Special Bug Pages

Showing posts with label MTT advice. Show all posts
Showing posts with label MTT advice. Show all posts

Tuesday, June 4, 2013

High-Level Strategies

"Enjoy the experience. Play thoughtfully, make good decisions.  Don't evaluate past decisions while you're still playing. Be realistic. Focus on what you can control."
-A. Brokos

"In reality, winning a bracelet is really, really hard. All you can hope for is to play your best, stay focused, and not look back with regret that you didn't play as well as you could have."
-X. Liu

"To win in poker you need heart, when the chips are down, you don't quit. The cards will come and things will work out, and as long as I have faith in that, and make sure that every decision I make in every hand is the right one or the best informed one, then I'm not worried about what happens." 
-D. Negreanu

"Put the blinders on. Never before have patience and discipline been so important, not to mention physical fitness. Keep telling yourself, 'Do the right thing each time.' You don't want to wake up after it's all over – and it will come to an end – and find yourself wishing you'd done something different." 
-J. Beevers.

"Every professional gambler I know is addicted to solving puzzles. The big attraction to [these poker players] is never the money. It's always the game... It's the puzzle.... solve the puzzle on each hand. If you lose, you lose. Learn from it and don't look back with regret. Look back instead and figure out what you did wrong, so that you don't do it again."
A. Snyder

"The most overrated achievement is making it out of the first day. Such an achievement is a measure of … well, nothing. So don't worry about making day two or going broke. Just play your best game and try to get chips." 
-R. Rosenblum

"Just play your normal game. There are no adjustments you need to make for a large field. You can only win chips from, or lose chips to, the players at your table. So focus on them, and how to do your best against them. Whether the tournament is 100 players or 10,000, you will need to outlast about 90% to make the money. And that requires the same amount of skill and run-good for either event. Don't expect to win, or even to make it past Day One.

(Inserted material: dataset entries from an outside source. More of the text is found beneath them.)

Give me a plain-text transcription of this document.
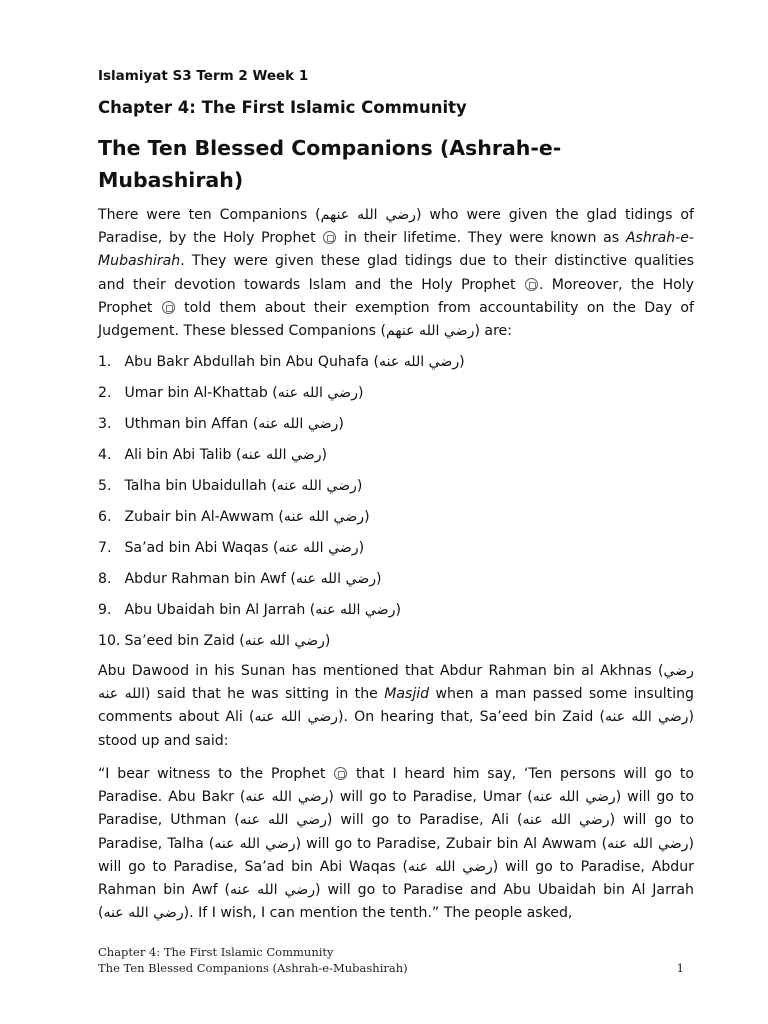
Islamiyat S3 Term 2 Week 1
Chapter 4: The First Islamic Community
The Ten Blessed Companions (Ashrah-e-Mubashirah)

There were ten Companions (رضي الله عنهم) who were given the glad tidings of Paradise, by the Holy Prophet  in their lifetime. They were known as Ashrah-e-Mubashirah. They were given these glad tidings due to their distinctive qualities and their devotion towards Islam and the Holy Prophet . Moreover, the Holy Prophet  told them about their exemption from accountability on the Day of Judgement. These blessed Companions (رضي الله عنهم) are:

1. Abu Bakr Abdullah bin Abu Quhafa (رضي الله عنه)
2. Umar bin Al-Khattab (رضي الله عنه)
3. Uthman bin Affan (رضي الله عنه)
4. Ali bin Abi Talib (رضي الله عنه)
5. Talha bin Ubaidullah (رضي الله عنه)
6. Zubair bin Al-Awwam (رضي الله عنه)
7. Sa’ad bin Abi Waqas (رضي الله عنه)
8. Abdur Rahman bin Awf (رضي الله عنه)
9. Abu Ubaidah bin Al Jarrah (رضي الله عنه)
10. Sa’eed bin Zaid (رضي الله عنه)

Abu Dawood in his Sunan has mentioned that Abdur Rahman bin al Akhnas (رضي الله عنه) said that he was sitting in the Masjid when a man passed some insulting comments about Ali (رضي الله عنه). On hearing that, Sa’eed bin Zaid (رضي الله عنه) stood up and said:

“I bear witness to the Prophet  that I heard him say, ‘Ten persons will go to Paradise. Abu Bakr (رضي الله عنه) will go to Paradise, Umar (رضي الله عنه) will go to Paradise, Uthman (رضي الله عنه) will go to Paradise, Ali (رضي الله عنه) will go to Paradise, Talha (رضي الله عنه) will go to Paradise, Zubair bin Al Awwam (رضي الله عنه) will go to Paradise, Sa’ad bin Abi Waqas (رضي الله عنه) will go to Paradise, Abdur Rahman bin Awf (رضي الله عنه) will go to Paradise and Abu Ubaidah bin Al Jarrah (رضي الله عنه). If I wish, I can mention the tenth.” The people asked,

Chapter 4: The First Islamic Community
The Ten Blessed Companions (Ashrah-e-Mubashirah)	1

Just play your best game, and enjoy yourself while you're doing it. As long as you're playing your best, then it's like any other tournament – anything, good and bad, can happen to anybody." 
-Greg Raymer

"Holy Shit. I'm going to the WSOP!" 

Monday, April 8, 2013

Golden Guru Game Guidance


The Guru flew into town from the Philippines for a short visit this week (and boy are his arms tired). I had the opportunity to catch up with him this afternoon for an hour or so at a local coffee shop before he jets back out. As is usual when the two of us get together, we covered a lot of ground, from politics to corporate greed to welfare to friends and families. Included among all the topics was, of course, some poker talk. Specifically, the Guru gave me some advice for the upcoming WSOP:
  1. Look Left. Serendipitously, Andrew Brokos did a piece on this very topic recently (here). The Guru's own reasoning is that the action upstream of you is finished by the time it gets to you. I.e., you can slow down and replay it in your head once the action gets to you. The players to your left, however, haven't yet acted, so focus on their body language and any other tells you can pick up. Figure out what they're going to do. Stealing from those to your left can significantly chip your stack up, so focus on them.
  2. Fry the Fish. The idea with this one is to really focus on identifying the fish at the table, and then work on attacking them. "It doesn't matter where they sit," the Guru said, "steal from them." This advice compliments some podcast material I've been listening to lately, in which the general advice is to a) spot the fish; b) identify what kind of mistakes they're making; and c) exploit those mistakes over and over again until they change their habits. 
  3. Stay Ahead of the Blinds. Tight is right, but do not over do it. You need to stay ahead of the escalating blinds at all times. Be aware of when the blinds are going up and what your own M is and will be. Again, this echoes something I've read again in writings by Matt Matros, who has repeatedly said that the secret to winning a big tournament is simple: "accumulate chips." Sounds so simple, eh? Seriously, this also lines up with Snyder's advice on getting your chips into play and building a big stack so that you can have full chip utility. There is no greater MTT sin than getting blinded away.